La campagna acquisti di Vacchi non si ferma più. Pochi giorni fa, il cacciatore ha messo a segno un altro doppio colpo, rilevando le attività della Komax, sempre tedesca, nell’assemblaggio di inalatori, siringhe, apparecchi per le iniezioni d’insulina, e quelle della piemontese Telerobot, forte nell’assemblaggio di materiali plastici nel settore dei tappi e delle chiusure di flaconi. E che l’imprenditore petroniano abbia tutta l’intenzione di allargare il suo impero del packaging lo conferma il fatto che, all’assemblea per l’approvazione del bilancio 2015, sarà chiesto ai soci di dare al consiglio di amministrazione la delega per varare un aumento di capitale. Opzione funzionale all’attrazione di capitali per dotarsi di ulteriori munizioni per l’espansione.
Vacchi è un tipo sportivo ma non ama il pugilato, almeno nelle relazioni industriali. «Lo stile dell’azienda è assolutamente “no fighting”, c’è la massima tendenza alla condivisione degli obiettivi», assicura Massimo Ferioli, direttore dell’organizzazione, in Ima dal 1997. «Stile che abbiamo mantenuto anche negli ultimi anni, anche se grazie alla crescita interna e alle acquisizioni abbiamo dovuto gestire situazioni più complicate, con tanti sindacati e territori coinvolti».
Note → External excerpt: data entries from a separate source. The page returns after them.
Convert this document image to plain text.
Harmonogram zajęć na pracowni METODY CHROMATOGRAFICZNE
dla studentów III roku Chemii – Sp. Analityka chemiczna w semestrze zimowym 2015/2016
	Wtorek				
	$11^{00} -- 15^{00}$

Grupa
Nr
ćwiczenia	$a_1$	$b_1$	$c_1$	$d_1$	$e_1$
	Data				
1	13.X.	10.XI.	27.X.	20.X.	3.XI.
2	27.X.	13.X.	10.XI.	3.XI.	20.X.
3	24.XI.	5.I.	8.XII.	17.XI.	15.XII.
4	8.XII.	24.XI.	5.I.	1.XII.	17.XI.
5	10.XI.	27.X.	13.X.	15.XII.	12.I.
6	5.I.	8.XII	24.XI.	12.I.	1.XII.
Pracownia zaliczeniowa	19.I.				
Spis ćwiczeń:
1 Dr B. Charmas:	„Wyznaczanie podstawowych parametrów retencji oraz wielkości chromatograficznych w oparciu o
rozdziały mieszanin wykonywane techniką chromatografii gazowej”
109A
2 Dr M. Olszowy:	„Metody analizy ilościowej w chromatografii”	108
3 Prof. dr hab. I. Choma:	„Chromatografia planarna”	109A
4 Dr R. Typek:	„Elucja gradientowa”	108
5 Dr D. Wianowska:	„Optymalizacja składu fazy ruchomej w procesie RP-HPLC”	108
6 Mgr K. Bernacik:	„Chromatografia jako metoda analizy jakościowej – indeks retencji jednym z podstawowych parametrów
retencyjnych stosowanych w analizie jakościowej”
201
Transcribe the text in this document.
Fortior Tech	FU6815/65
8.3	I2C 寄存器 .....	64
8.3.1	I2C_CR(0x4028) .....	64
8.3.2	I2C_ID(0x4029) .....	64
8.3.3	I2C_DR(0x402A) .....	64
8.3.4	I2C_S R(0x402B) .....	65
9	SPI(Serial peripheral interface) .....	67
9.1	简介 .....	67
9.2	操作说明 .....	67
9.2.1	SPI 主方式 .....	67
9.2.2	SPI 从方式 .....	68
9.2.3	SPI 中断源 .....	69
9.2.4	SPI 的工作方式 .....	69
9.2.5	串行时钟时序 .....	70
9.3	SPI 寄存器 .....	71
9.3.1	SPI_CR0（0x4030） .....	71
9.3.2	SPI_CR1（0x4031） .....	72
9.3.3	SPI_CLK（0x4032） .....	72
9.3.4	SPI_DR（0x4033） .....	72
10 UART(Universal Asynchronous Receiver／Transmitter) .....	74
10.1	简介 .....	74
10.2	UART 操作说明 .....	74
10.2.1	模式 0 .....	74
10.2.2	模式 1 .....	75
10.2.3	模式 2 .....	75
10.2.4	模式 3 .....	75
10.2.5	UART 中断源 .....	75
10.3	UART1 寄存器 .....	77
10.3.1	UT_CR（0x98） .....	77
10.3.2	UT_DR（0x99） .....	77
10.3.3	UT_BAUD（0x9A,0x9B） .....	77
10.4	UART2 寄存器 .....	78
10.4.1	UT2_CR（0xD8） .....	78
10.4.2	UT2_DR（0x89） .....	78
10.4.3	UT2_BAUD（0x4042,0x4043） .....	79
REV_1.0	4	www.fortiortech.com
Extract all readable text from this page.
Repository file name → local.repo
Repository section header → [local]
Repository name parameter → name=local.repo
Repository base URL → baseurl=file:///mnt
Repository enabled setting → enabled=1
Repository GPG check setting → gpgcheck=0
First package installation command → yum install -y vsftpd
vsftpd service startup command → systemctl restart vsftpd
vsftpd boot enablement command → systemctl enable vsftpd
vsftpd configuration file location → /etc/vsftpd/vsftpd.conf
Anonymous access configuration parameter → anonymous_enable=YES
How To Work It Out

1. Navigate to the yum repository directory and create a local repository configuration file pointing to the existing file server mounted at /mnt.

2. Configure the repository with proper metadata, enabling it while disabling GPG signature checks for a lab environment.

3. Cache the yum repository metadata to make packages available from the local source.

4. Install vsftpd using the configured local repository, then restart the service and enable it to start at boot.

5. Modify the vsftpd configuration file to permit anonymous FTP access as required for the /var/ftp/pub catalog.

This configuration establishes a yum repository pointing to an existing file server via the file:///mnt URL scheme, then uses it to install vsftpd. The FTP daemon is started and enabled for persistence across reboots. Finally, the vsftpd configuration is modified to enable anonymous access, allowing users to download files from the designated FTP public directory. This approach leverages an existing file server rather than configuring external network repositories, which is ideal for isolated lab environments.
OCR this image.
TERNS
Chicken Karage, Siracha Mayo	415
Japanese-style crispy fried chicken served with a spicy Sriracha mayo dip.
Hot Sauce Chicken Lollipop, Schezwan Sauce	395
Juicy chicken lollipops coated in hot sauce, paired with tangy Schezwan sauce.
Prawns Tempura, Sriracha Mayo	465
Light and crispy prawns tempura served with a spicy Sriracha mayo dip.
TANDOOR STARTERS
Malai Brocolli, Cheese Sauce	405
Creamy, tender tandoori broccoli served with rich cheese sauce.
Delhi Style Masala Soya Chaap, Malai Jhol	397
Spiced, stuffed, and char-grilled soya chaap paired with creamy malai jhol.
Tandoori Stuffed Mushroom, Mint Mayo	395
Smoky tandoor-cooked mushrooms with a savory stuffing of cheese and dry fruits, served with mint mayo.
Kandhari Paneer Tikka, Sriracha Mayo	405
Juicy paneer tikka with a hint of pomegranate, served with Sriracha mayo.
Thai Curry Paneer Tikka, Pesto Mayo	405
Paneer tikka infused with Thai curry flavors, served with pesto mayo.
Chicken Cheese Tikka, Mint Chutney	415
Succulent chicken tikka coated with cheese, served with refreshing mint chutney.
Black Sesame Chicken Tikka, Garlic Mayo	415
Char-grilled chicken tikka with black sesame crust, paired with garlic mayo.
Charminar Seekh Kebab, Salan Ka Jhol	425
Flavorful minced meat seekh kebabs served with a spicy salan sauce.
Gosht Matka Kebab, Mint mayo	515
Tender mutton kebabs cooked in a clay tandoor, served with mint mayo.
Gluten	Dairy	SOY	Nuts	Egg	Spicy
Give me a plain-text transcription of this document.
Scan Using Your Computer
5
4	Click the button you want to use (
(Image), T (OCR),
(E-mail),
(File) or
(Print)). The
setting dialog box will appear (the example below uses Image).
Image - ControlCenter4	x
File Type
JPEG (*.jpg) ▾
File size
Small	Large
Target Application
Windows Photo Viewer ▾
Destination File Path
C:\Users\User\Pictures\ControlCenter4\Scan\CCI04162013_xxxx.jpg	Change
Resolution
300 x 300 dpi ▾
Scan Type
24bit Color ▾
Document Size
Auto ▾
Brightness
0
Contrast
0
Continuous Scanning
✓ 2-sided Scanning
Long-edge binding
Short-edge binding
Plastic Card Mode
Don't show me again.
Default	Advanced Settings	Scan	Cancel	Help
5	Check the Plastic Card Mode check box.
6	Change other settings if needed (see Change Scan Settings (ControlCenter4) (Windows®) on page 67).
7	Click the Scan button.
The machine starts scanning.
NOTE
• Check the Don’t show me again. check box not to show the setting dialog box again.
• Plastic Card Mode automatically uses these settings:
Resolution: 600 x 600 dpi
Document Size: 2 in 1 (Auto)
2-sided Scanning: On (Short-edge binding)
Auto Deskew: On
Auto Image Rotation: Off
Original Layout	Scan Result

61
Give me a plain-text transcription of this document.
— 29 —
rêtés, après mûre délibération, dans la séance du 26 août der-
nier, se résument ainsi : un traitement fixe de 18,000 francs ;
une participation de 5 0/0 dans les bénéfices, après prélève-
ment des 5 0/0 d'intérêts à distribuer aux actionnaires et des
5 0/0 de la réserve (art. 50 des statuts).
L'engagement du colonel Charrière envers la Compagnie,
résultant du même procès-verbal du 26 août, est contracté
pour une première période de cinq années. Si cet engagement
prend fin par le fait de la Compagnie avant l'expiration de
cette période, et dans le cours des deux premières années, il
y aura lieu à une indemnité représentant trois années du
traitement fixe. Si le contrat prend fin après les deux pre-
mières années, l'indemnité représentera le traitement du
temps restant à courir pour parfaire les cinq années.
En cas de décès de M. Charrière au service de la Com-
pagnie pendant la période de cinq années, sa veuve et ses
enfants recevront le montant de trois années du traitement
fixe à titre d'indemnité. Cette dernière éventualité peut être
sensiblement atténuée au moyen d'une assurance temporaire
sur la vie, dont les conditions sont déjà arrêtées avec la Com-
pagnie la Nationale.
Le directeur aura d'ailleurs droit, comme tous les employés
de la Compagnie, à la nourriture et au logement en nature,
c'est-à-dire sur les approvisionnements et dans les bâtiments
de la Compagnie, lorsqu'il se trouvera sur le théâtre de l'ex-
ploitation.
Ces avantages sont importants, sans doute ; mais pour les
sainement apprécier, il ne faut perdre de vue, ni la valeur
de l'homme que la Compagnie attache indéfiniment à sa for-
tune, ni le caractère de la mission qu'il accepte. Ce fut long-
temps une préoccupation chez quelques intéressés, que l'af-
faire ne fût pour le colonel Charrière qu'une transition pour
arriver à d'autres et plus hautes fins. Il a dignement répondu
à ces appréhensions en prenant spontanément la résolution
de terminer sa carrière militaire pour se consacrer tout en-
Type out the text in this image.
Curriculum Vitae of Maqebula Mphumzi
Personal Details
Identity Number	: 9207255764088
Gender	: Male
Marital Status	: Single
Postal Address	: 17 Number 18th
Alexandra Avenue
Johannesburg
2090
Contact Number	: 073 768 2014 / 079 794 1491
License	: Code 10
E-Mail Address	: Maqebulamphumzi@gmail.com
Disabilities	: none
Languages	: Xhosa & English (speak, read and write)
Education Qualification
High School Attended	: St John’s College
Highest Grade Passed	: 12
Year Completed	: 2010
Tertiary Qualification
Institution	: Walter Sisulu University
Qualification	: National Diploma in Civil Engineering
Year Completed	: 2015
La Fiom alla Ima è maggioritaria, come quasi ovunque nella zona, ma ciò non ha impedito di instaurare un rapporto costruttivo. «Gli integrativi li firmiamo senza scioperi», dice Vacchi, «e, nel rispetto dei ruoli, cerchiamo sempre di trovare l’accordo. E ha funzionato, anche se non sono mancate discussioni accese». Tra i jolly calati sul tavolo delle relazioni industriali spiccano la politica dei premi di continuità, l’attenzione al welfare, la sponsorizzazione di progetti di beneficenza attiva su proposta delle Rappresentanze sindacali unitarie (Rsu). Ferioli racconta che da anni i premi di risultato scattano precisi come orologi svizzeri («l’anno scorso un lavoratore del quinto livello ha intascato 1.800-2.000 euro lordi») e, soprattutto, che il boss ha voluto introdurre un benefit legato alla stabilità delle performance. «Così se per tutte le annate dell’integrativo, che possono essere 3 o 4, si raggiungono gli obiettivi, oltre al premio annuale ne arriva uno aggiuntivo».
Il turn-over è assai basso. Dei 2.400 addetti in Italia, oltre 1.400 lavorano in ditta da più di dieci anni. «È difficile andarsene, c’è un forte senso di appartenenza, e con la crescita e le acquisizioni c’è sempre un sacco da fare», spiega Dario Rea, che ha salito tutti i gradini della ricerca e continua a disegnare macchine. Ma se Vacchi va in Confindustria, che succede? «Siamo contenti e orgogliosi e un po’ preoccupati, perché dovremo essere ancora più efficienti», dicono all’unisono Ferioli, Marchesini e Rea, i tre manager della vecchia guardia. Accanto a loro, Werter Castelli, un montatore di blisteratrici in tutta rossa, fa il tifo anche lui. E pure lui, dice, è un tantino preoccupato.